Foi esse conjunto de saberes e tradições que levou a Castanha de Caju do Carrilho a receber, em 2017, o reconhecimento de Patrimônio Cultural Imaterial de Sergipe, por meio da Lei Estadual nº 8.262. O título oficializou a importância histórica, cultural e identitária da atividade para a comunidade e reforçou a necessidade de sua preservação.
Origem familiar
Segundo pesquisas e estudos desenvolvidos pela Universidade Tiradentes (Unit), a tradição da castanha de caju no povoado surgiu há mais de cinco décadas e se consolidou como uma das principais atividades econômicas da região. O professor da Unit, Rony Silva, explica que o beneficiamento da castanha começou a ganhar força a partir da década de 1970, quando famílias locais passaram a trabalhar de forma artesanal na quebra e torrefação do produto.
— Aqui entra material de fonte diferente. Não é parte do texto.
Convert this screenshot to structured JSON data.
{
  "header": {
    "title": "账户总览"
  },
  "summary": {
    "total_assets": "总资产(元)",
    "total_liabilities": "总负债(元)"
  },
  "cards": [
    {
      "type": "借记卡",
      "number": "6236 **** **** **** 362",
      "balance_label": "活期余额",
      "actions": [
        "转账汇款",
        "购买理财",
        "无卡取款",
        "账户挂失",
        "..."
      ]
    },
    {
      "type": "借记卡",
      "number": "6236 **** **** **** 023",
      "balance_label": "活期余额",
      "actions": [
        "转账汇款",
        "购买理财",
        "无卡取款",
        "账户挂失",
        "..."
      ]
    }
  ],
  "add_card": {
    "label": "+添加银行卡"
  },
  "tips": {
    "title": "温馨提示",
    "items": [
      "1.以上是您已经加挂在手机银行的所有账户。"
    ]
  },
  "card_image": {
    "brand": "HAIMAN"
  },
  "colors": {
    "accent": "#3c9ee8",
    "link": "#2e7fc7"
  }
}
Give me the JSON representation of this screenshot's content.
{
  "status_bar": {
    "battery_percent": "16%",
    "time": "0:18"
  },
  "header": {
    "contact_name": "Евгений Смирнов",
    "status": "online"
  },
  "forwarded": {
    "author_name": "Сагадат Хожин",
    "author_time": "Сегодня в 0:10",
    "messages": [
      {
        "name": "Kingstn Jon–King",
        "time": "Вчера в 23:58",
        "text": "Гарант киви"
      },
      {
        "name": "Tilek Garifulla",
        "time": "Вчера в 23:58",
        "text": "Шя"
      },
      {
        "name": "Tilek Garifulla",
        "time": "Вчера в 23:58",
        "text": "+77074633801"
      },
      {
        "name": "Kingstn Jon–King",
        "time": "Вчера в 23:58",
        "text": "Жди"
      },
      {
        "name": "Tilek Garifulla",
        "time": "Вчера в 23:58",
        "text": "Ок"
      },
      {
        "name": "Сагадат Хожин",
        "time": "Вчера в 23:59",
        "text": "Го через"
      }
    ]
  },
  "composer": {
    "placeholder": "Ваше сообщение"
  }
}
“Embora relatos históricos indiquem que o beneficiamento começou a se fortalecer a partir da década de 1970, quando famílias locais passaram a trabalhar com a quebra e a torrefação das castanhas de forma artesanal. Esse saber foi transmitido oralmente e pela prática cotidiana, de pais para filhos, envolvendo toda a família nas etapas de torra, quebra, retirada da película e comercialização”, destaca o pesquisador.
Ao longo dos anos, a atividade passou por transformações importantes. O trabalho, que antes era realizado principalmente nos quintais das residências, ganhou novas formas de organização por meio de cooperativas, capacitações técnicas e melhorias nas condições de trabalho, sem abandonar as características artesanais que tornaram a produção conhecida.
Reconhecimento
Para o professor, o reconhecimento concedido pelo Estado representa a importância cultural da atividade e o compromisso com sua continuidade. De acordo com Rony, a Castanha de Caju do Carrilho recebeu a certificação devido a características que a diferenciam de outros produtos semelhantes. Entre elas está o modo tradicional de beneficiamento e a torrefação natural, realizada com a utilização da própria casca da castanha como combustível, tornando o processo mais sustentável.
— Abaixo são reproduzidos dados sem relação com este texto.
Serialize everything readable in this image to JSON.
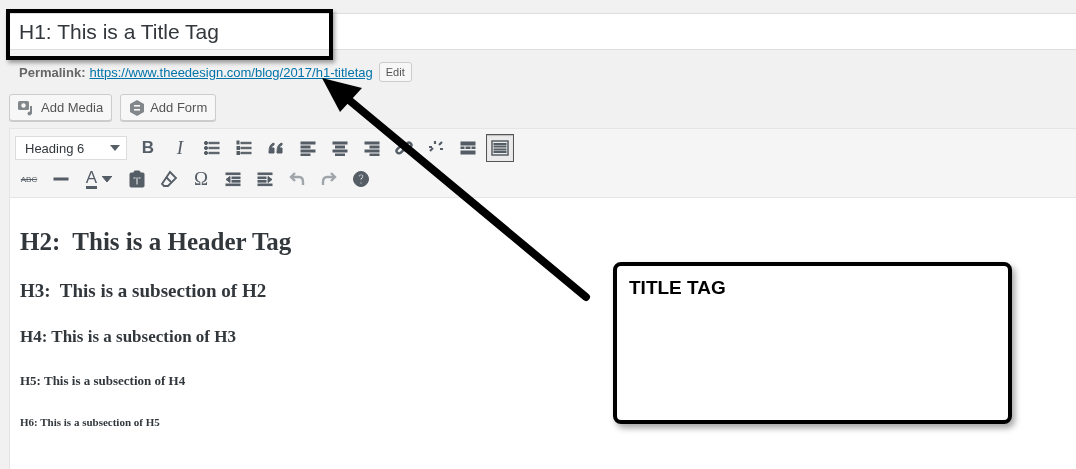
{
  "title_field": {
    "value": "H1: This is a Title Tag"
  },
  "permalink": {
    "label": "Permalink:",
    "url": "https://www.theedesign.com/blog/2017/h1-titletag",
    "edit_button": "Edit"
  },
  "media_buttons": [
    {
      "kind": "media",
      "label": "Add Media"
    },
    {
      "kind": "form",
      "label": "Add Form"
    }
  ],
  "toolbar": {
    "format_select": "Heading 6",
    "rows": [
      [
        {
          "kind": "bold",
          "label": "B",
          "pressed": false,
          "disabled": false
        },
        {
          "kind": "italic",
          "label": "I",
          "pressed": false,
          "disabled": false
        },
        {
          "kind": "bullets",
          "pressed": false,
          "disabled": false
        },
        {
          "kind": "numbers",
          "pressed": false,
          "disabled": false
        },
        {
          "kind": "quote",
          "pressed": false,
          "disabled": false
        },
        {
          "kind": "align-left",
          "pressed": false,
          "disabled": false
        },
        {
          "kind": "align-center",
          "pressed": false,
          "disabled": false
        },
        {
          "kind": "align-right",
          "pressed": false,
          "disabled": false
        },
        {
          "kind": "link",
          "pressed": false,
          "disabled": false
        },
        {
          "kind": "unlink",
          "pressed": false,
          "disabled": false
        },
        {
          "kind": "more",
          "pressed": false,
          "disabled": false
        },
        {
          "kind": "toolbar-toggle",
          "pressed": true,
          "disabled": false
        }
      ],
      [
        {
          "kind": "strike",
          "label": "ABC",
          "pressed": false,
          "disabled": false
        },
        {
          "kind": "hr",
          "pressed": false,
          "disabled": false
        },
        {
          "kind": "text-color",
          "label": "A",
          "pressed": false,
          "disabled": false
        },
        {
          "kind": "paste",
          "pressed": false,
          "disabled": false
        },
        {
          "kind": "eraser",
          "pressed": false,
          "disabled": false
        },
        {
          "kind": "omega",
          "label": "Ω",
          "pressed": false,
          "disabled": false
        },
        {
          "kind": "outdent",
          "pressed": false,
          "disabled": false
        },
        {
          "kind": "indent",
          "pressed": false,
          "disabled": false
        },
        {
          "kind": "undo",
          "pressed": false,
          "disabled": true
        },
        {
          "kind": "redo",
          "pressed": false,
          "disabled": true
        },
        {
          "kind": "help",
          "pressed": false,
          "disabled": false
        }
      ]
    ]
  },
  "content": [
    {
      "kind": "h2",
      "text": "H2:  This is a Header Tag"
    },
    {
      "kind": "h3",
      "text": "H3:  This is a subsection of H2"
    },
    {
      "kind": "h4",
      "text": "H4: This is a subsection of H3"
    },
    {
      "kind": "h5",
      "text": "H5: This is a subsection of H4"
    },
    {
      "kind": "h6",
      "text": "H6: This is a subsection of H5"
    }
  ],
  "annotation": {
    "label": "TITLE TAG"
  }
}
“O reconhecimento da Castanha de Caju do Carrilho como Patrimônio Cultural Imaterial de Sergipe significa o reconhecimento oficial de seu valor cultural, histórico e identitário, além do compromisso do poder público com sua preservação. O título também contribui para fortalecer a memória coletiva da comunidade e valorizar um conhecimento construído e preservado ao longo de gerações”, pontua Rony.
Símbolo local
A castanha se tornou um símbolo de pertencimento para os moradores do povoado. Segundo o professor, a produção está profundamente ligada à identidade do Carrilho e integra diferentes manifestações comunitárias. Embora não existam grandes festividades oficialmente dedicadas exclusivamente à castanha, ela está presente em feiras, eventos locais e ações culturais que celebram a história da comunidade. “Desde o reconhecimento como patrimônio, em 2017, também houve um aumento da visibilidade do povoado, favorecendo iniciativas ligadas ao turismo cultural e fortalecendo a organização dos produtores”, ressalta.
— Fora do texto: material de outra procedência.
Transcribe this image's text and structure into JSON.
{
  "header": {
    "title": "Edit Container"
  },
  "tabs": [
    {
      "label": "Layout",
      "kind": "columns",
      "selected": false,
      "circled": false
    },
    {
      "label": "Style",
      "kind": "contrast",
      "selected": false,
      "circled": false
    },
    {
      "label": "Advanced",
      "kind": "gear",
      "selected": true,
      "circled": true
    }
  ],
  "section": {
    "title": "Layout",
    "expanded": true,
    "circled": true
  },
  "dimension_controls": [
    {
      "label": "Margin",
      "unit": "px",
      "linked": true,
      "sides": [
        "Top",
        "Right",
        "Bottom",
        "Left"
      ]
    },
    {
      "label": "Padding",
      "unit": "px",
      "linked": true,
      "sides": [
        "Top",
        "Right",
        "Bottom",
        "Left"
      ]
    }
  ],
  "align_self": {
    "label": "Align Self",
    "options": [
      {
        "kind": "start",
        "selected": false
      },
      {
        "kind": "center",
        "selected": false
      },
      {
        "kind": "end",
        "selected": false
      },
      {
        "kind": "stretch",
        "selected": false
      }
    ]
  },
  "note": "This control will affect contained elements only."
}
Ao longo de sua história, a atividade garantiu a subsistência de mais de uma centena de famílias e continua desempenhando papel importante na economia local. Rony destaca que a comercialização da castanha movimenta a economia regional por meio da geração de emprego, da atuação de cooperativas e da valorização de um produto tradicionalmente associado ao município de Itabaiana.
Ao mesmo tempo, o setor enfrenta desafios para garantir sua continuidade. Entre eles estão a concorrência de mercados maiores, os custos de produção, as exigências sanitárias e a necessidade de atrair os jovens para a atividade. Para Rony Silva, preservar a tradição significa também proteger parte da história da comunidade. “Se essa tradição desaparecesse, perder-se-iam conhecimentos, memórias, modos de vida e práticas culturais que ajudam a definir a identidade do povoado”, alerta.